Editorial: Turkey in mourning

Outside of the all-too regular horrors of China’s underground mines, the coal mine explosion on May 13 at Soma, 250 km south of Istanbul in western Turkey, is the worst mine disaster in recent memory.

The death toll stood at 274 and counting at press time, with some 450 miners having been rescued and many dozens still missing. The workings — which extend at least 420 metres — were still being vented of carbon monoxide and carbon dioxide, and fires were still burning. The Turkish government has declared three days of national mourning.

The Soma disaster has beaten Turkey’s previous worst mining disaster: a 1992 gas explosion that killed 263 workers near the Black Sea port of Zonguldak.

Initial reports out of Soma have authorities saying that the disaster followed an explosion and fire caused by a faulty power distribution unit, and the deaths were caused by carbon monoxide poisoning.

Turkey’s Energy Minister Taner Yildiz said 787 people were inside the coal mine at the time of the explosion, and many were injured. A shift change was occurring at the time, so a maximum number of workers were underground.

Turkish Prime Minister Recep Tayyip Erdogan postponed a foreign visit and travelled to the grief-stricken town the day after the explosion.

He toured the surface facilities, met with the team of 400 rescuers and various townspeople, and promised the tragedy would be investigated down to its “smallest detail” and that “no negligence will be ignored,” but emphasized that the Soma mine was seen as “one of the safest in Turkey.”
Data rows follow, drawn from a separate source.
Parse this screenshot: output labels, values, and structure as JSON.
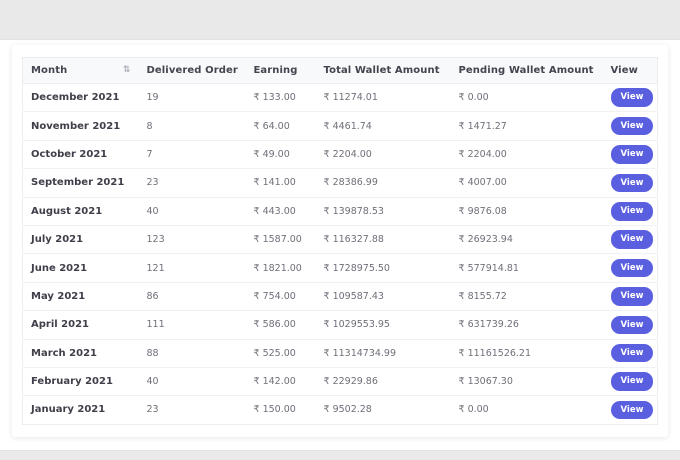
{
  "table": {
    "columns": [
      {
        "label": "Month",
        "sortable": true
      },
      {
        "label": "Delivered Order",
        "sortable": false
      },
      {
        "label": "Earning",
        "sortable": false
      },
      {
        "label": "Total Wallet Amount",
        "sortable": false
      },
      {
        "label": "Pending Wallet Amount",
        "sortable": false
      },
      {
        "label": "View",
        "sortable": false
      }
    ],
    "sort_icon": "⇅",
    "rows": [
      {
        "month": "December 2021",
        "delivered_order": "19",
        "earning": "₹ 133.00",
        "total_wallet": "₹ 11274.01",
        "pending_wallet": "₹ 0.00",
        "action": "View"
      },
      {
        "month": "November 2021",
        "delivered_order": "8",
        "earning": "₹ 64.00",
        "total_wallet": "₹ 4461.74",
        "pending_wallet": "₹ 1471.27",
        "action": "View"
      },
      {
        "month": "October 2021",
        "delivered_order": "7",
        "earning": "₹ 49.00",
        "total_wallet": "₹ 2204.00",
        "pending_wallet": "₹ 2204.00",
        "action": "View"
      },
      {
        "month": "September 2021",
        "delivered_order": "23",
        "earning": "₹ 141.00",
        "total_wallet": "₹ 28386.99",
        "pending_wallet": "₹ 4007.00",
        "action": "View"
      },
      {
        "month": "August 2021",
        "delivered_order": "40",
        "earning": "₹ 443.00",
        "total_wallet": "₹ 139878.53",
        "pending_wallet": "₹ 9876.08",
        "action": "View"
      },
      {
        "month": "July 2021",
        "delivered_order": "123",
        "earning": "₹ 1587.00",
        "total_wallet": "₹ 116327.88",
        "pending_wallet": "₹ 26923.94",
        "action": "View"
      },
      {
        "month": "June 2021",
        "delivered_order": "121",
        "earning": "₹ 1821.00",
        "total_wallet": "₹ 1728975.50",
        "pending_wallet": "₹ 577914.81",
        "action": "View"
      },
      {
        "month": "May 2021",
        "delivered_order": "86",
        "earning": "₹ 754.00",
        "total_wallet": "₹ 109587.43",
        "pending_wallet": "₹ 8155.72",
        "action": "View"
      },
      {
        "month": "April 2021",
        "delivered_order": "111",
        "earning": "₹ 586.00",
        "total_wallet": "₹ 1029553.95",
        "pending_wallet": "₹ 631739.26",
        "action": "View"
      },
      {
        "month": "March 2021",
        "delivered_order": "88",
        "earning": "₹ 525.00",
        "total_wallet": "₹ 11314734.99",
        "pending_wallet": "₹ 11161526.21",
        "action": "View"
      },
      {
        "month": "February 2021",
        "delivered_order": "40",
        "earning": "₹ 142.00",
        "total_wallet": "₹ 22929.86",
        "pending_wallet": "₹ 13067.30",
        "action": "View"
      },
      {
        "month": "January 2021",
        "delivered_order": "23",
        "earning": "₹ 150.00",
        "total_wallet": "₹ 9502.28",
        "pending_wallet": "₹ 0.00",
        "action": "View"
      }
    ]
  },
  "colors": {
    "accent": "#5a5fe0",
    "header_bg": "#f8f9fb",
    "band_gray": "#e9e9e9",
    "row_border": "#f1f1f4"
  }
}
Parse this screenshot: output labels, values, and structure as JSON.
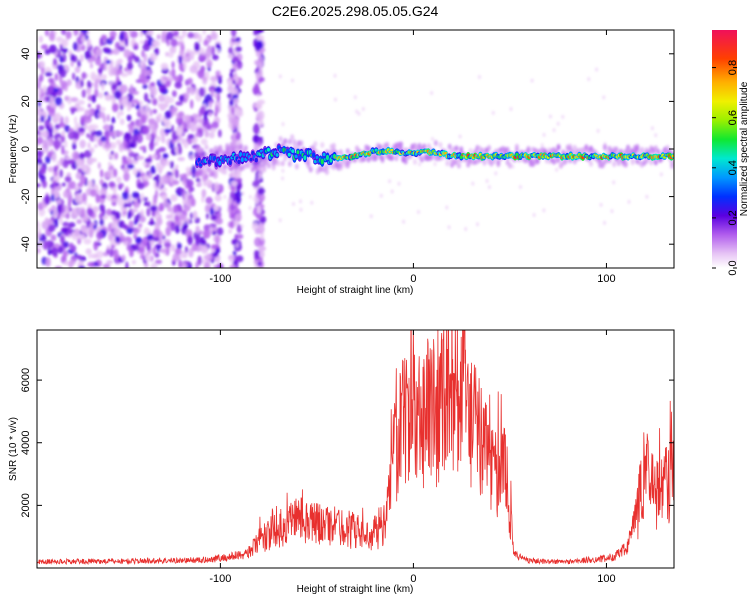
{
  "title": "C2E6.2025.298.05.05.G24",
  "chart_data": [
    {
      "type": "heatmap",
      "xlabel": "Height of straight line (km)",
      "ylabel": "Frequency (Hz)",
      "xlim": [
        -195,
        135
      ],
      "ylim": [
        -50,
        50
      ],
      "x_ticks": [
        -100,
        0,
        100
      ],
      "y_ticks": [
        -40,
        -20,
        0,
        20,
        40
      ],
      "colorbar": {
        "label": "Normalized spectral amplitude",
        "range": [
          0.0,
          0.95
        ],
        "ticks": [
          0.0,
          0.2,
          0.4,
          0.6,
          0.8
        ]
      },
      "ridge": {
        "description_points_x": [
          -110,
          -100,
          -90,
          -80,
          -70,
          -60,
          -50,
          -40,
          -30,
          -20,
          -10,
          0,
          10,
          20,
          30,
          40,
          50,
          60,
          70,
          80,
          90,
          100,
          110,
          120,
          130
        ],
        "frequency": [
          -6,
          -5,
          -4,
          -3,
          -1,
          -2,
          -4,
          -4,
          -3,
          -1,
          -1,
          -2,
          -1,
          -3,
          -3,
          -3,
          -3,
          -3,
          -3,
          -3,
          -3,
          -3,
          -3,
          -3,
          -3
        ]
      }
    },
    {
      "type": "line",
      "xlabel": "Height of straight line (km)",
      "ylabel": "SNR (10 * v/v)",
      "xlim": [
        -195,
        135
      ],
      "ylim": [
        0,
        7600
      ],
      "x_ticks": [
        -100,
        0,
        100
      ],
      "y_ticks": [
        2000,
        4000,
        6000
      ],
      "series_color": "#e8302e",
      "envelope": {
        "x": [
          -195,
          -150,
          -110,
          -95,
          -85,
          -80,
          -70,
          -60,
          -50,
          -40,
          -30,
          -25,
          -20,
          -15,
          -12,
          -10,
          -5,
          0,
          5,
          10,
          15,
          20,
          25,
          30,
          35,
          40,
          45,
          48,
          52,
          55,
          60,
          70,
          80,
          90,
          100,
          105,
          110,
          115,
          120,
          125,
          130,
          135
        ],
        "y": [
          200,
          220,
          250,
          350,
          500,
          900,
          1300,
          1700,
          1500,
          1400,
          1300,
          1000,
          1200,
          1500,
          2500,
          4500,
          4800,
          5000,
          5200,
          5500,
          5800,
          6300,
          5800,
          5000,
          4300,
          3500,
          3000,
          3300,
          500,
          350,
          250,
          200,
          200,
          250,
          300,
          400,
          600,
          1500,
          3500,
          2500,
          2800,
          3000
        ]
      }
    }
  ]
}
However, he showed just how low he’s set the bar at a press conference in Soma, where he cited example after example of mine disasters in nineteenth- and early twentieth-century industrialized countries, to defend his current government’s mine-safety record.

Press reports quote Erdogan as saying that “I went back in British history. Some 204 people died there after a mine collapsed in 1838. In 1866, 361 miners died in Britain. In an explosion in 1894, 290 people died there. Take America with all of its technology and everything . . . In 1907, 361 [miners died there]. These are usual things.”

Erdogan went on to cite examples of early twentieth century mine accidents in France and Japan, saying that “in 1942, 1,549 miners died in China due to a mixture of gas and coal . . . Can you believe it?”

He also brushed aside an Al Jazeera journalist asking why the Soma mining company was allowed to operate, by stating there are no coal mines in Al Jazeera’s home country Qatar.

It’s not the first time Erdogan’s callous side has been seen with respect to his country’s miners: after a 2010 mine accident in Turkey that killed 30, he said that death was part of the “profession’s fate.”

In front of the ruling NKP party headquarters in downtown Soma, public rage over the accident took the form of a street protest that pitted rock-throwing youth against riot police with gas masks and water cannons. Media reports describe protesters as chanting that Erdogan was a “murderer” and “thief.”

In Istanbul, hundreds of protesters gathered outside the offices of the Turkish mine-owner Soma Komur Isletmeleri A.S., while in the capital Ankara protesters tried to march on the Energy Ministry but were forcibly dispersed by police.

The Associated Press describes Turkey’s Labour and Social Security Ministry as having said the mine had been inspected five times since 2012, including this past March, and that no issues violating work safety and security were detected.

However, the country’s main opposition party CHP said Erdogan’s ruling party had recently voted down a proposal to hold a parliamentary inquiry into a series of smaller accidents at mines around Soma.

A CHP deputy noted that Turkey tops the occupational accidents list among European countries and ranks third worldwide in terms of accidents.

The deputy said that workers die an average of 8.5 times more in Turkey than in the European Union, and that there were 880,000 occupational accidents in Turkey between 2002 and 2013, with 13,442 killed in these accidents.